We Are All Waiting for the Crash (But What If It Already Happened)?

By | October 30, 2022
1931, 1972,2001,2008, 2022..

I’ve lost count of how many charts I’ve looked at this year that compare the stock indices of 2022 with 1931 (or 1972, or 2008…)

I get it. We are in a bear market. And we are waiting for the crash. But how do we know when the train has really fallen off tracks and over the cliff?

It should be easy. Look at the stock market indices of today and compare to history, and that should tell you the bottom.

I did that in the first half of this year, in a series of articles called A Very Short History of Stock Market Crashes.

What did I find?

At  the risk of over-simplification, the main takeaway is that:

The good stuff (i.e. “blue chips” stocks) dump 50%.

The risky stuff (like Hong Kong stocks in 1972) dump 80%.

So where are we right now in the cycle?

Year-to-date, the Dow is down only 10%. The Nasdaq is down only 28%.

Meanwhile, Bitcoin is down 70% from its all-time high and so is Ethereum. Note that Ethereum went below $1000 briefly in the summer to be 85% off its all-time high.

At first glance, we could say there’s going to be one more leg down.

But if you take a second look, then the future gets a lot cloudier.

First of all, let’s be clear: You are reading a newsletter put out by a crypto-trader, not by a respectable financial advisor or well-established investment firm.

I could not care less about the companies that make up the Dow Jones Industrial Index. I care more about the value of pictures of pet rocks that go for thousands of dollars on the Ethereum blockchain.

Having said that, let’s have a look:

The periods 1999-2003 and 2007-2009 are what we want to examine. From peak to trough, it dropped 30% in the first crash and then 40% in the second.

Arguably, and with accounting for the 8% percent inflation this year, you could say we have another 10-20% drop over the next one to two years.

But another 40% drop? History says it’s not going to happen.

But what about the Nasdaq? Now that’s more interesting, especially since this year there has been a remarkable correlation between the NASDAQ index and the price of bitcoin (and also Ethereum).

From 1999 to 2003, from peak to trough, it fell 73%. But from 2007 to 2009, it fell by 48%.

Looking at the chart, we can say it could drop to somewhere below 10000 with 8000 being the lowest point.

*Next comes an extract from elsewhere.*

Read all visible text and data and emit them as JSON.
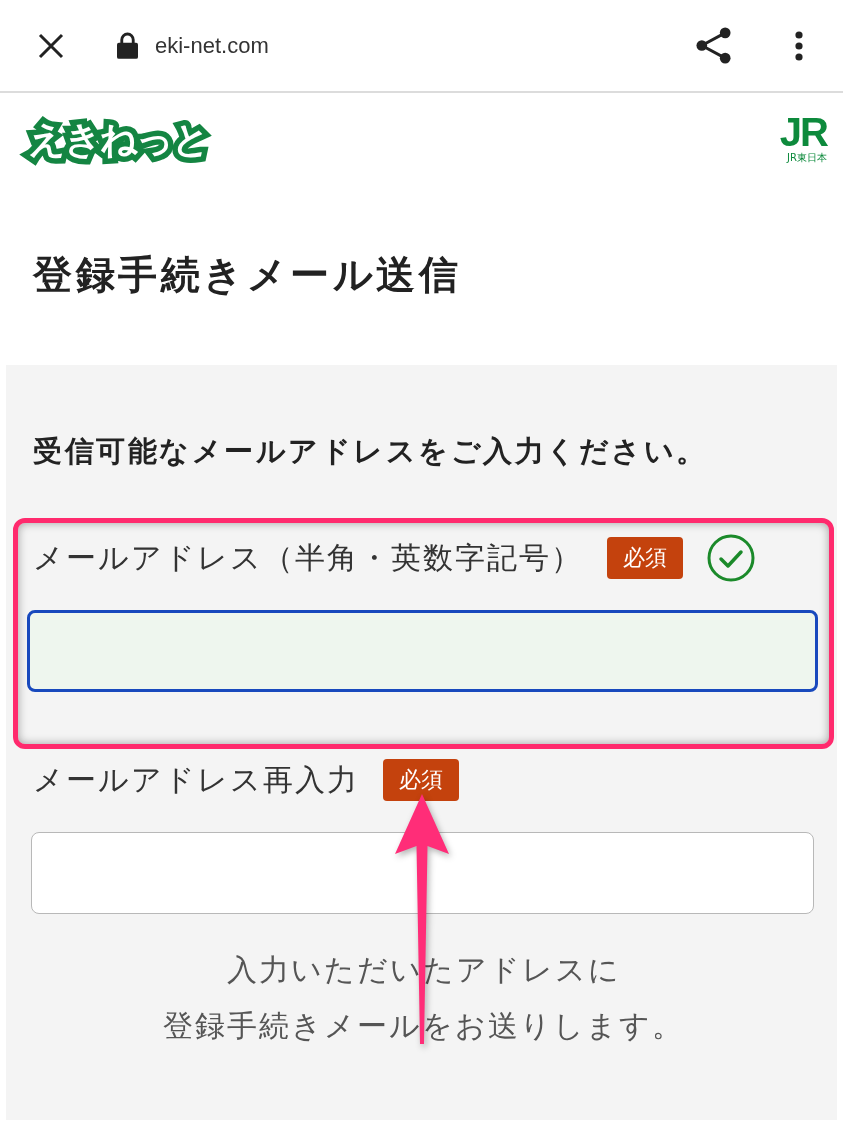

Great. So, I should be nervous, still.

But as you look closer, at individual stocks, the uncertainty returns:

Telsa is down 36 % Facebook is down 70% Netflix is down 56% from its ATH. Have these stocks hit rock bottom? If not, they must be close.

Apple is only down 15% from the beginning of the year with a $2.5 trillion market cap. Alphabet, parent of Google is down 35% with a market cap of $1.25 trillion.

For NASDAQ to tank to that magic 50% threshold, Apple must go down a lot more and Google needs to drop as well.

But Apple just announced revenue of $83 billion for the quarter. Alphabet announced revenue of $69 billion.

Apple price to earning ratio is about 30. Google is below 20.

I think for Nasdaq to dump the full fifty percent, Apple and Google would have to dump so that their price-to-earning ratio would drop below 15.

I guess it could happen, but good luck with that. Personally, I’m not buying puts on those stocks anytime soon.

I was an investor during that 1999-2002 time period, and I remember the NASDAQ being a lot more frothy than it is now. Does anybody remember JDS Uniphase? I think it has a P/E ratio near a hundred before it cratered. And it wasn’t the only one by far.

Finally, let’s look at the charts of bitcoin and Ethereum:

And Ethereum:

Both bitcoin and Ethereum are just above their ATH from the last boom in 2017.

Therefore, as a crypto-investor, we have to ask, what are the chances of either bitcoin or Ethereum falling below their 2017 highs?

Ethereum did ever-so-briefly in the summer but then recovered in a matter of weeks. Bitcoin has gotten very, very close.

There’s a chance they could crater below their 2017 highs. But so what? I have been trading crypto off and on since 2014, trading it seriously since 2017.

If I had a Dogecoin every time somebody told me that bitcoin was going to zero, I would be typing this from my yacht in Dubai (alas, I’m at my home office in Vancouver).

The risk of a dump in crypto is always there. But is the risk greater than normal? It was back in January 2022. But not now.


Above all, remember we are looking at the worst-case scenario. That 2022 is going to be a year like 2001 or 2008.

And this year has got a chance to be like that. But if so, we are more than half way there, at least with the Nasdaq and certainly with crypto.

I have money in the crypto-market. Not all my money. But a big chunk. If Bitcoin tanks below $15K and Ethereum below $1000, I will put even more money in.

In my opinion, there is still a lot of risk in the market. But it’s a lot lower than at the beginning of the year, or even three months ago.

That’s why I’m buying stocks and crypto again.